Written for Bacon’s Rebellion by James A. Bacon
Nigerian scam artists are upping their game. Ten or twenty years ago, they bombarded the Internet with tales of African potentates and lost fortunes that only the favored email recipient could help recover… if he or she could provide a small bank deposit first. There were so many of these entertaining missives that they constituted a literary genre all their own. I saved literally dozens of them with the thought that they might be worth packaging into a book one day, but in a fit of madness, I deleted them all to clear out my computer. I hope someone else saved them for posterity.
Sadly (from a literary perspective), the flood of emails ended almost as suddenly as it began as Americans grew wise and law enforcement authorities cracked down. But the Nigerian scam artists did not disappear, it appears. Ever-resilient, they reinvented themselves for the cyber era.
And Virginia Commonwealth University was a victim, having wired out $470,000 in the belief that it was paying bills to construction company Kjellstrom and Lee. In August a man with dual United Kingdom and Nigerian citizenship, Olabanji Oladotun Egbinola, was extradited to the U.S. in connection with the case. The latest wrinkle on the news story is that a Los Angeles-based businessman has been indicted on charges of laundering the money.
The U.S. Department of Justice summarizes the case as follows:
Egbinola and co-conspirators created and used a fraudulent email account that incorporated the name of a construction company that had a large, ongoing contract with the university. Using this email account, Egbinola and co-conspirators deceived the university into transferring $469,819.49 to a bank account controlled by Egbinola and co-conspirators. That money was quickly laundered and transferred overseas through numerous transactions. Evidence obtained during the investigation showed that Egbinola repeatedly accessed the email account used to defraud the Virginia university.

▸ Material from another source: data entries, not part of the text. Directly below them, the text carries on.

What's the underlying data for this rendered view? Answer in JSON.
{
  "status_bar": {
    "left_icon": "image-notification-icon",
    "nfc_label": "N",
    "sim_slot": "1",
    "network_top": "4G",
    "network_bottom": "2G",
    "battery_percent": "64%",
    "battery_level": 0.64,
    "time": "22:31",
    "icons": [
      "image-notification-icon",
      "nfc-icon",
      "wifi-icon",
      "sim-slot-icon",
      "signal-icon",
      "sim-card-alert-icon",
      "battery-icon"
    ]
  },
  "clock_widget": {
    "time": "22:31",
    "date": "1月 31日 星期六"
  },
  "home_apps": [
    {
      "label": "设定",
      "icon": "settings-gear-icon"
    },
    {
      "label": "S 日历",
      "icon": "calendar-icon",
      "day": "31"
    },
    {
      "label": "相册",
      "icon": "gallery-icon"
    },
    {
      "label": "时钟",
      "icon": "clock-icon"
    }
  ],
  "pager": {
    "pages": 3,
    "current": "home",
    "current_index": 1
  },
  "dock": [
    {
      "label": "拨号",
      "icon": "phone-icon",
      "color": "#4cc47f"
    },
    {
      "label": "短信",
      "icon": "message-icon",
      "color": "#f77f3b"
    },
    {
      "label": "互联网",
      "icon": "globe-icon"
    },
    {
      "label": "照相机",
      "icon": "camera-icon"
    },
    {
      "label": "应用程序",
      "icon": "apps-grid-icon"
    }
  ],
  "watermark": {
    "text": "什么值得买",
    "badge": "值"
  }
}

WRIC provides details. Using the name of Rachel Moore, the scammer persuaded a VCU employee that the account that normally received payments from the university was being audited, and that the money would have to be sent by wire transfer instead. Lending credibility to the scam, the Nigerians used the email address “accounts@kjellstromleegroup,” which resembled the company’s actual email address.
VCU’s bank contacted the university two weeks after the wire transfer with concerns that the transaction was fraudulent. It soon was discovered that Kjellstrom and Lee had no employee named Rachel Moore and had not requested a transfer. Egbinola had set up a number of “lookalike” email addresses, paying with bitcoin and obscuring their IP addresses using a Verified Proxy Network, or VPN. FBI agents were able to track down the source of the emails initiating the scam. Agents then sent an email address made to appear as if it were from a VCU account, tracing the fraud to Egbinola. thus scamming the scammer.
Bacon’s bottom line. Ah, what a waste of talent. If only the scammers harnessed their creativity for good. Meanwhile, be ever-vigilant about “lookalike” URLs and email addresses.